In United States v. Meyerson, 368 F.2d 393 (2d Cir. 1966), cert. denied, 386 U.S. 991, 87 S. Ct. 1305, 18 L. Ed. 2d 335 (1967), the court held that the fugitive from justice tolling provision of 26 U.S.C. § 6531 applied to a person who was outside the United States. The issue before us was not a factor in Myerson. The court did state that the statute of limitations for the willful evasion of tax commenced to run from the last date upon which the return was due. Id. at 395. But defendant had argued, as in Habig, that the effective date was the earlier on which he had filed his return. We do not think the court's statement, which was addressed to a different question than the one before us, is applicable to our case.
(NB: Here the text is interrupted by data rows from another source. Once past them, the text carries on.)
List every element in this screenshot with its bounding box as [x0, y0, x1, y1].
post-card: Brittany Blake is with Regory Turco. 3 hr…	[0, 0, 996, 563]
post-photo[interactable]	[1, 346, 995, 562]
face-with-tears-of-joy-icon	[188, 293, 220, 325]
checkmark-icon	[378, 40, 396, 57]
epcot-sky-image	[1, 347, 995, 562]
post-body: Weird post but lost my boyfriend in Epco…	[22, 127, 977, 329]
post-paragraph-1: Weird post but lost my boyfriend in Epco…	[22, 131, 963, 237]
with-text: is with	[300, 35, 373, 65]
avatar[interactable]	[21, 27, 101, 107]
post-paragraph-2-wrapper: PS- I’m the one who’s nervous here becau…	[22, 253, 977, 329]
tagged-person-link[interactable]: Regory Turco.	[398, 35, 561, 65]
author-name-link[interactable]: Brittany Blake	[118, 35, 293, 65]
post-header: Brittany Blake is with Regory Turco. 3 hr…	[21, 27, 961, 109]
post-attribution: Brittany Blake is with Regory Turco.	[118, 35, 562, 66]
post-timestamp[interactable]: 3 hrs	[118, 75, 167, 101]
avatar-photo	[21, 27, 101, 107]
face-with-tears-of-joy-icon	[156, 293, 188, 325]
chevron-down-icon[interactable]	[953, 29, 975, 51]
Another case relied on by defendant is United States v. Kafes, 214 F.2d 887 (3d Cir.), cert. denied, 348 U.S. 887, 75 S. Ct. 207, 99 L. Ed. 697 (1954). The court held that in a prosecution for both attempting to evade income taxes and wrongful failure to file tax returns, the statute of limitations did not start to run until March 15 of the year following that for which the taxes were owed. Id. at 890. As in Meyerson, the question of whether subsequent acts of evasion would postpone the running of the statute of limitations was not an issue.
Three other cases cited by defendants are simply not apposite and beg the question. Grunewald v. United States, 353 U.S. 391, 77 S. Ct. 963, 1 L. Ed. 2d 931 (1957), involved the application of the statute of limitations to a tax fraud conspiracy. The Court held that "the crucial question in determining whether the statute of limitations has run is the scope of the conspiratorial agreement." Id. at 397, 77 S. Ct. at 970. We agree with defendant that the government bears the burden of proving that the prosecution was started within the applicable statute of limitations period. Id. at 396, 77 S. Ct. at 969. But that only gets us to the question, it does not help decide it.
Toussie v. United States, 397 U.S. 112, 90 S. Ct. 858, 25 L. Ed. 2d 156 (1970), involved an indictment for failing to register for the draft. The holding was that statute of limitations normally begin to run on the day the crime is complete and that failure to register is a single act so that the statute of limitations began to run on the first date on which the obligation to register occurred. How this applies to the question before us is difficult to perceive. The issue in United States v. Hankin, 607 F.2d 611 (3d Cir. 1979), was when the crime of violating the Federal Election Campaign Act was completed; to be specific, whether making a political contribution occurs at the time of deposit of the checks or some other time. Id. at 613. The court held that the statute of limitations began to run when the contributions were made and that the action was barred. We do not question the holding, but it is hardly relevant to the issue before us.